I'm fearful of the explosion this would cause, and wonder if we could do something based on structs. Like if tests/gas made Primitive and Conservative indexable, then we could have conversion routines to Vector with impl AsVector for Primitive defining the length and conversion between the struct and array representations. The intent here is that adding a Vector to a Vector would name those types in its error message, rather than extreme verbosity of each entry. This is a rough sketch and may have serious issues -- it feels like a messy problem. In my applications, the small matrices/vectors are assembled into large ones (dimension in the millions), with some rows/columns eliminated for boundary conditions so there isn't a trivial pattern identifying dimensions for any given entry (and in any case, the size is also not known at compile time). As for libraries suitable for the large sizes, faer is by far the most interesting. I think it's not super relevant here because typing likely only applies to statically-dimensioned matrices. nalgebra is probably the most popular for statically sized matrices.

Tehforsch commented 9 months ago

I'm fearful of the explosion this would cause, and wonder if we could do something based on structs.
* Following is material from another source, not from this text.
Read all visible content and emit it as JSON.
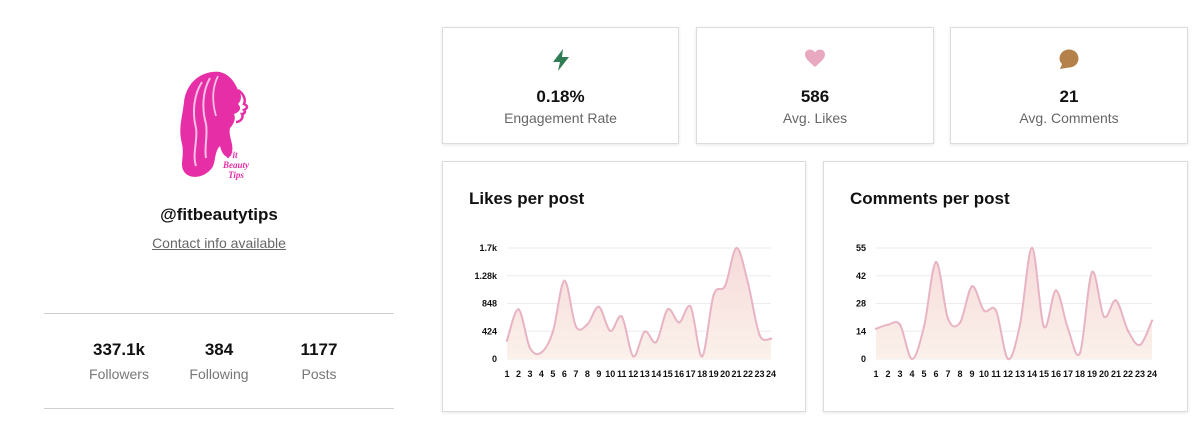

Like if tests/gas made Primitive and Conservative indexable, then we could have conversion routines to Vector with impl AsVector for Primitive defining the length and conversion between the struct and array representations. The intent here is that adding a Vector to a Vector would name those types in its error message, rather than extreme verbosity of each entry. This is a rough sketch and may have serious issues -- it feels like a messy problem.

That is an interesting idea. If I understand you correctly, we'd have some sort of derive macro for structs with heterogeneous dimensions that automatically implements AsVector where the return value isn't just a vector but some "safe" wrapper around a vector that tracks where that vector came from (i.e. whether it came from Primitive or Conservative). The trick would be that we simplify the problem by not being express any heterogeneous vector, but only specific ones the user needs. This should allow us to enumerate them at compile time and track that operations between them are safe.
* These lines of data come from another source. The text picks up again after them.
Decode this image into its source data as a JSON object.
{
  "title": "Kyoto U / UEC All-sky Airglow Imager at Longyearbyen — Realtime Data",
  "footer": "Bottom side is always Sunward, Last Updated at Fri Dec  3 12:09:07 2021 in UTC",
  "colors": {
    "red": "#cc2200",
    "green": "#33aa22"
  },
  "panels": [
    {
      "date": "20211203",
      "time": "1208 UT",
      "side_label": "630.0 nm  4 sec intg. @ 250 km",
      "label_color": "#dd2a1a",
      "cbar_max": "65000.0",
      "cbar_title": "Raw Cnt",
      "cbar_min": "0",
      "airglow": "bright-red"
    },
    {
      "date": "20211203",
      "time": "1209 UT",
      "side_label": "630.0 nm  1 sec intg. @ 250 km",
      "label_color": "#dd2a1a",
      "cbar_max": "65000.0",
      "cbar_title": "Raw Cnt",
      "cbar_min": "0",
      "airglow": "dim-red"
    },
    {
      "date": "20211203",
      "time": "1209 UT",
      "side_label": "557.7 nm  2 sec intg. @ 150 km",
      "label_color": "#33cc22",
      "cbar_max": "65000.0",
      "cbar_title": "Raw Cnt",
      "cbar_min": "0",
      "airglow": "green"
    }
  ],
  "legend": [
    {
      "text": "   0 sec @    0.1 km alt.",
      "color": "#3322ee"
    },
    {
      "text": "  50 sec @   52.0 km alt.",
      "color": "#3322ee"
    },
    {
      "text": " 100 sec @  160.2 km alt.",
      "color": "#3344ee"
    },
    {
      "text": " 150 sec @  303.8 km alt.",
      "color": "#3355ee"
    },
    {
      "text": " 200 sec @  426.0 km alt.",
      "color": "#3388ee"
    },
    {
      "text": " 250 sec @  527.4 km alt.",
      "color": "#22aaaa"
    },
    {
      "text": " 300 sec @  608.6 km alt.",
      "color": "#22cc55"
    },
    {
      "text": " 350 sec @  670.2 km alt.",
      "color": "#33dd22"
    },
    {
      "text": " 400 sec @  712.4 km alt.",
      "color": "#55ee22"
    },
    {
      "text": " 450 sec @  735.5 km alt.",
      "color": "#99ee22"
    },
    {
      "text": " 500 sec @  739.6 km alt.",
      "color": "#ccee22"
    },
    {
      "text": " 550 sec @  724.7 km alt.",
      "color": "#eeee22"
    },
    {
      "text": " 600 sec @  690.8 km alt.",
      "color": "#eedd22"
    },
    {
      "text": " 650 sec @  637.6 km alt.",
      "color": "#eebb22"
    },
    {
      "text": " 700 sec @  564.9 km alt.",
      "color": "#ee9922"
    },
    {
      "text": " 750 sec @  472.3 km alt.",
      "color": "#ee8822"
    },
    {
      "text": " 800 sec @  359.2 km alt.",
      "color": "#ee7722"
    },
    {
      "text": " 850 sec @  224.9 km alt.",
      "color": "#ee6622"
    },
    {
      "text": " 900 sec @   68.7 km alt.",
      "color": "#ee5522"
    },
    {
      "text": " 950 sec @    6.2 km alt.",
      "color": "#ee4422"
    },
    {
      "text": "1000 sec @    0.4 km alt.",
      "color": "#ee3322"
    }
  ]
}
All of that should be possible to autogenerate, but then we'd still need support for transformations between the two representations, i.e. heterogeneous matrices that have some kind of AsMatrix implementation that turns them into something that can be passed on to a linear algebra library.

In my applications, the small matrices/vectors are assembled into large ones (dimension in the millions), with some rows/columns eliminated for boundary conditions so there isn't a trivial pattern identifying dimensions for any given entry (and in any case, the size is also not known at compile time). As for libraries suitable for the large sizes, faer is by far the most interesting. I think it's not super relevant here because typing likely only applies to statically-dimensioned matrices. nalgebra is probably the most popular for statically sized matrices.
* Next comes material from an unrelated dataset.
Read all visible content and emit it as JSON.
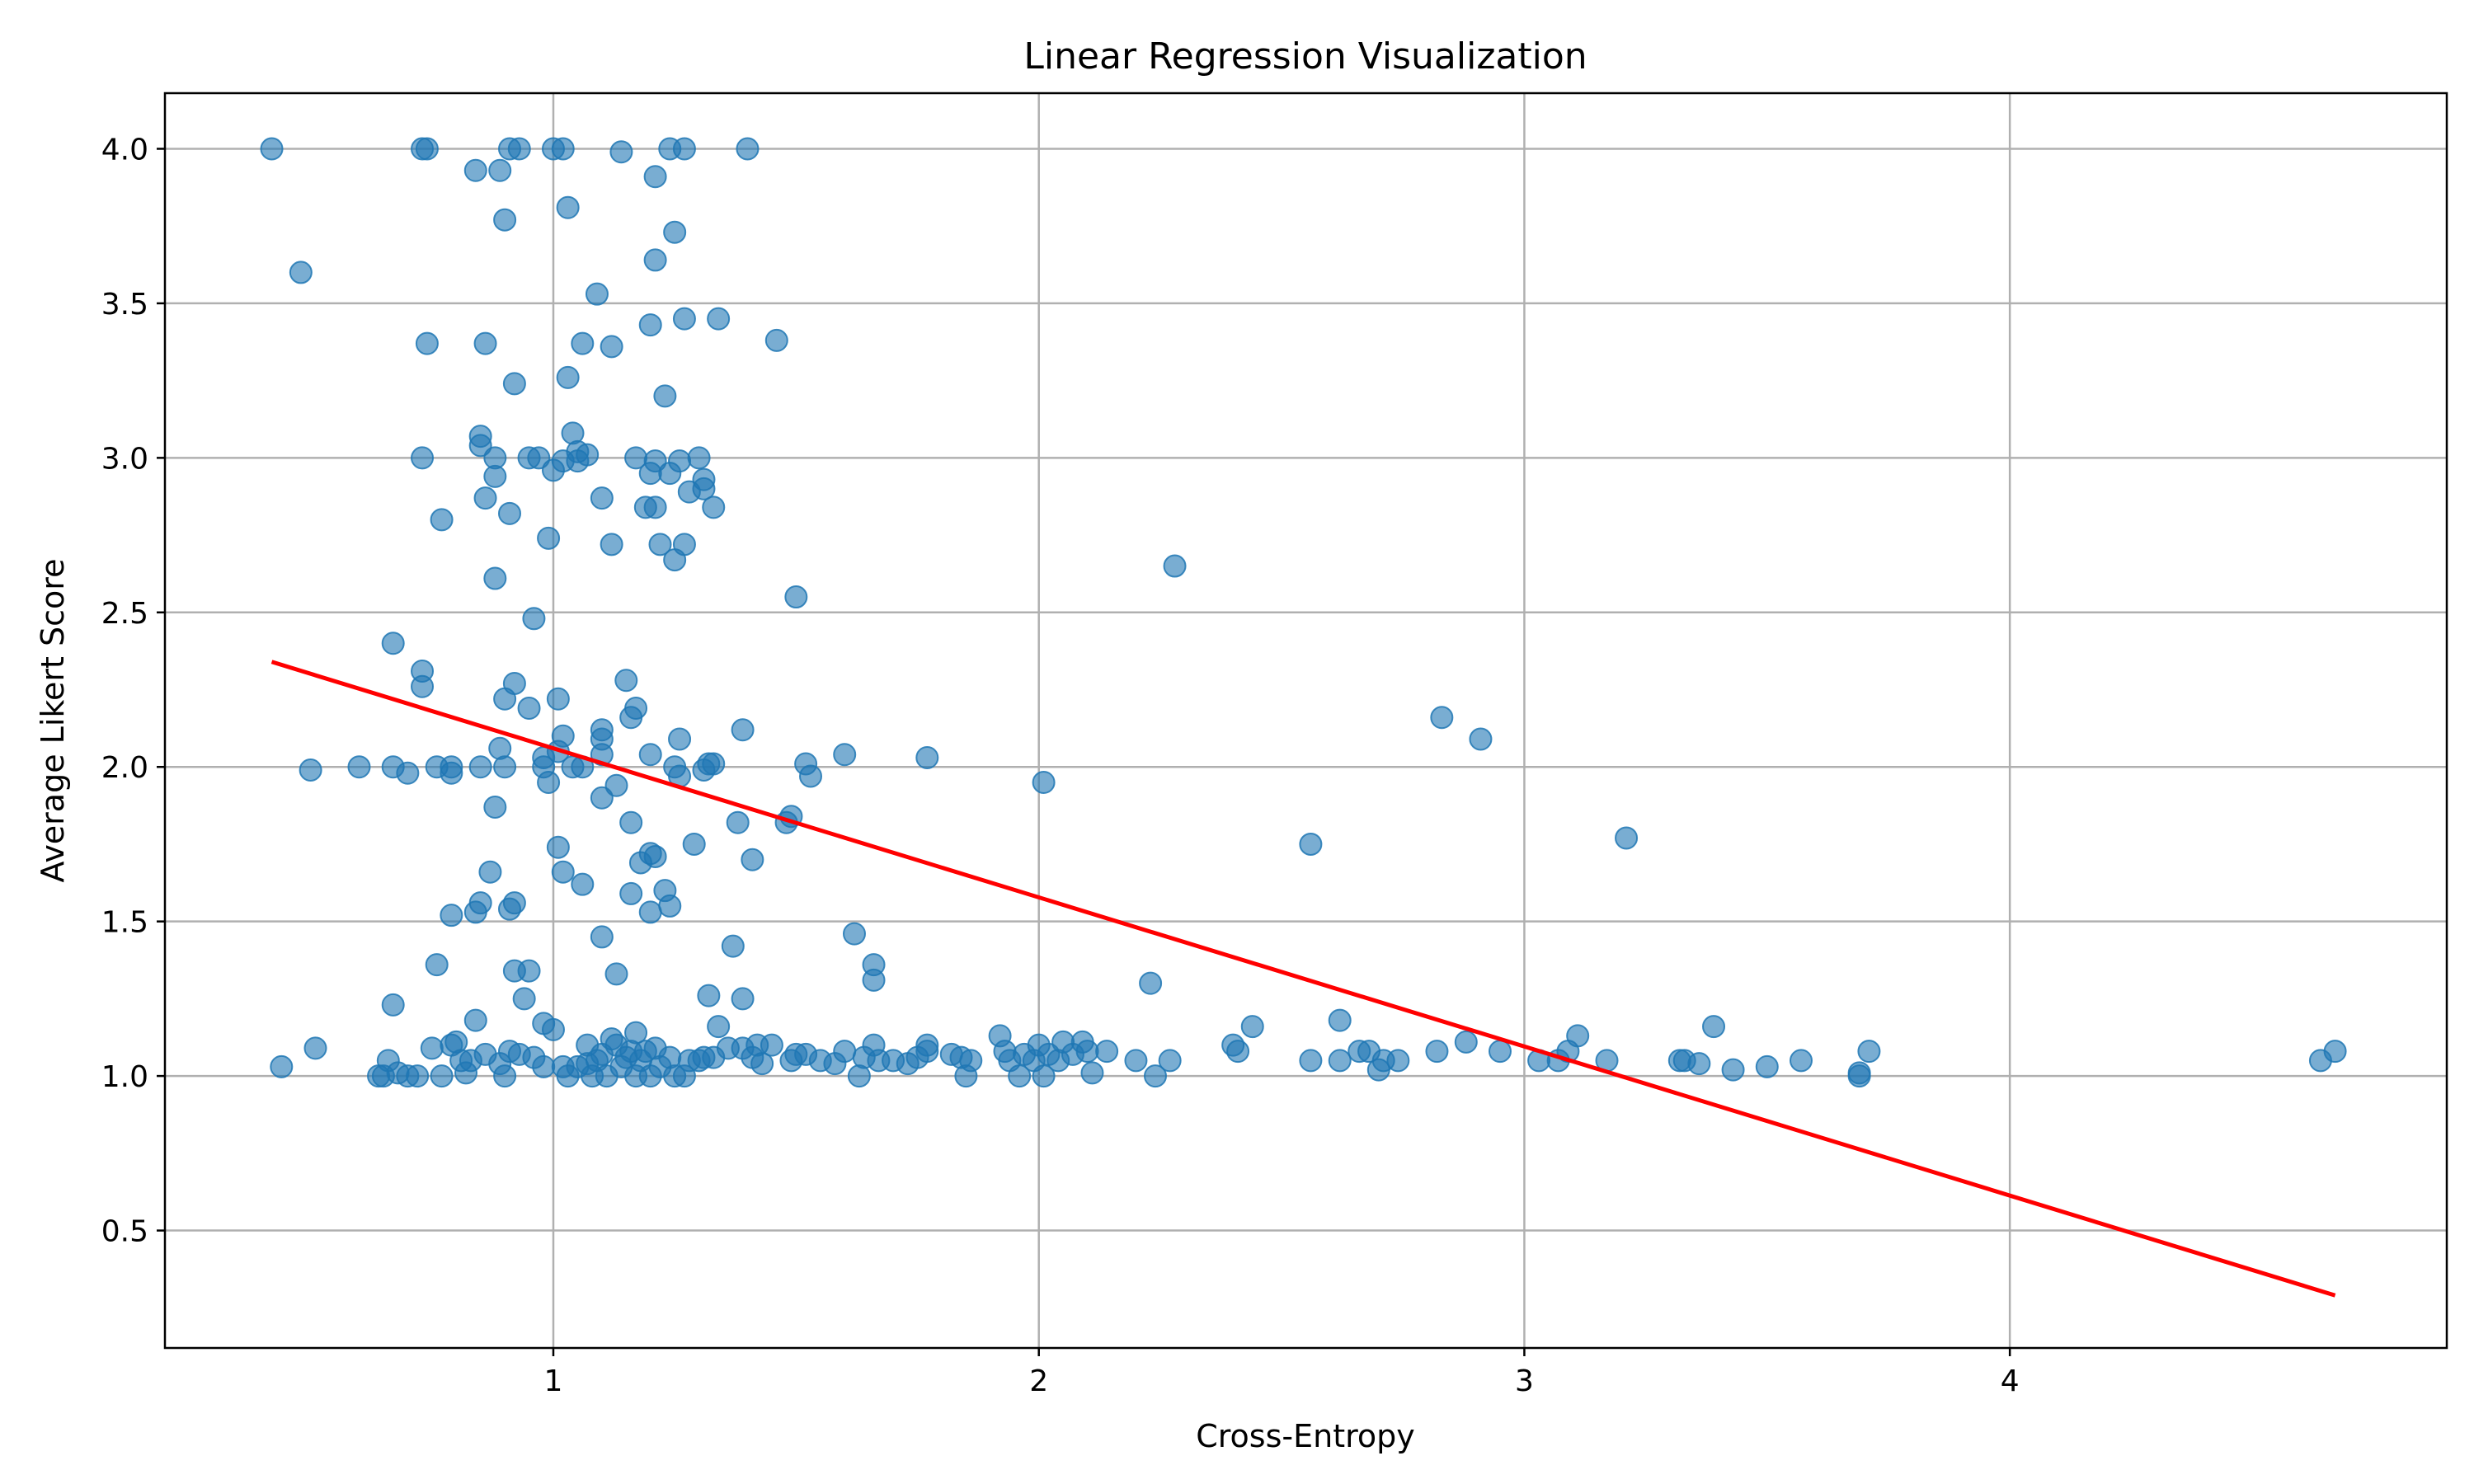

One thought on this: It might be possible to do some dimensional analysis at run-time too. For example if we had some kind of mutable matrix, we could define

struct DimensionedMatrix {
    m: Matrix,
    row_dimensions: Vec<Dimension>,
    column_dimensions: Vec<Dimension>,
}

where Matrix is some dynamically-sized type from a library of our choice. We could then fill the matrix via something like

fn add_entry<const D: Dimension>(matrix: &mut DimensionedMatrix, i: usize, j: usize, q:  Quantity<f64, D>) {
    matrix[i][j] = q.value_unchecked();
    match matrix.row_dimension(i) {
        Some(dimension) => assert_eq!(dimension, D);
        None => matrix.store_row_dimension(i, D);
    } 
    match matrix.column_dimension(j) {
        Some(dimension) => assert_eq!(dimension, D);
        None => matrix.store_column_dimension(j, D);
    }
}

of course this comes at performance and memory cost, so it might be something you only want to do in test runs to verify the code and then have it disabled for actual runs. Then again, the runtime cost would be O(n m) with O(n+m) memory, so maybe it might even be tolerable in some applications? Of course I am leaving many implementation details to the imagination here, but I am mainly wondering if this is something that would be interesting in applications?